I also sometimes wonder if the increased reliance on consultancy firms is a net benefit. I'm from one myself. I'm not speaking against our own company. We do good work and our clients see results. But as you are questioning how data teams work and thinking of how to improve this, it's worth taking into consideration. Especially now with the affordability of the tooling smaller and mid-tier companies are able to set up their own data stack.
As consulting analysts and analytics engineers the greatest perk is that you are able to work on many different problems. You can learn fast and re-apply what you learn across accounts. If you're waiting on access or approval for one account you can switch to a different one and keep on going. Another benefit is that you (often) work with a larger group of various talents that you can rely as a soundboard or for direct support. For some companies it would not be possible to hire the same expertise full-time. Or given the average tenure of people in the space does it warrant investment into in-house staff?
There is however a loss for companies as well. Does working with external teams allow for strategic focus? Long term thinking? How does it impact focus on the most important problems? How does it impact feedback loops and iteration that are so vital for developing healthy data products? We've helped multiple companies hire and train their own team during engagements. But striking the right balance is no easy feat and should be part of the discussion as we are looking to improve as a field.

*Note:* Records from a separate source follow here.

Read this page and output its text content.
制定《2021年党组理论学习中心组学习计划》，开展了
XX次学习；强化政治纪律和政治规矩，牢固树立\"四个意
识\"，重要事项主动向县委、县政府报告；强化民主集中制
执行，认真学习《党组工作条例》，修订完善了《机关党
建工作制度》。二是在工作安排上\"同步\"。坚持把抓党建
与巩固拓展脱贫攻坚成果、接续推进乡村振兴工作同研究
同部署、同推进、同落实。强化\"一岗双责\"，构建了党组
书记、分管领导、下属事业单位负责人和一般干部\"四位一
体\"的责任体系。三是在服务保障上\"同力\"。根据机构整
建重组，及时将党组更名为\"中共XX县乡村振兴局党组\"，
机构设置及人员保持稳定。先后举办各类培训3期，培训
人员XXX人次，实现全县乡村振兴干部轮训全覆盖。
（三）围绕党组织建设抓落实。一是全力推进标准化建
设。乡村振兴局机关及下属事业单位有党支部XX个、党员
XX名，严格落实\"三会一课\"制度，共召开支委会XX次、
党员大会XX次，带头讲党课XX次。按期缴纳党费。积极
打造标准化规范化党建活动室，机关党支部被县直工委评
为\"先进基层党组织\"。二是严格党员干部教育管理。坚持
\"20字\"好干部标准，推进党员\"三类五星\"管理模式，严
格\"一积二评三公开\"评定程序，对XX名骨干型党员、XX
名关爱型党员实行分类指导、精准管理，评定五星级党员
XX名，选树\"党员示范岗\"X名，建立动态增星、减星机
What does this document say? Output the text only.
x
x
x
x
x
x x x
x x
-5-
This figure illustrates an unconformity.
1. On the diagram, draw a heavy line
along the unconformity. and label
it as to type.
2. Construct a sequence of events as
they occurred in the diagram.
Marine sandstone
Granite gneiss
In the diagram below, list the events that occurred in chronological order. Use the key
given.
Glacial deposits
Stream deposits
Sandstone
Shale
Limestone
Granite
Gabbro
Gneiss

I took over managing Yammer's Vertica cluster in 2013, and I figured out why nodes were going down. The spread daemon, which is basically the control plane for the cluster, was competing with queries for network and CPU, and a few seconds of starvation during a heavy query would trigger a partition event. I found that nice'ing spreadd up to realtime priority eliminated node failures.
Vertica originally recommended separate switches for this traffic, and this type of hiccup made it hard to simply switch to cloud or generic servers with one network interface. The cloud at that time also lacked data-intensive instance types -- I used to test Azure instances every few months to see if they could even get near our I/O specs, and I never found one. It took years for cloud data servers to become available.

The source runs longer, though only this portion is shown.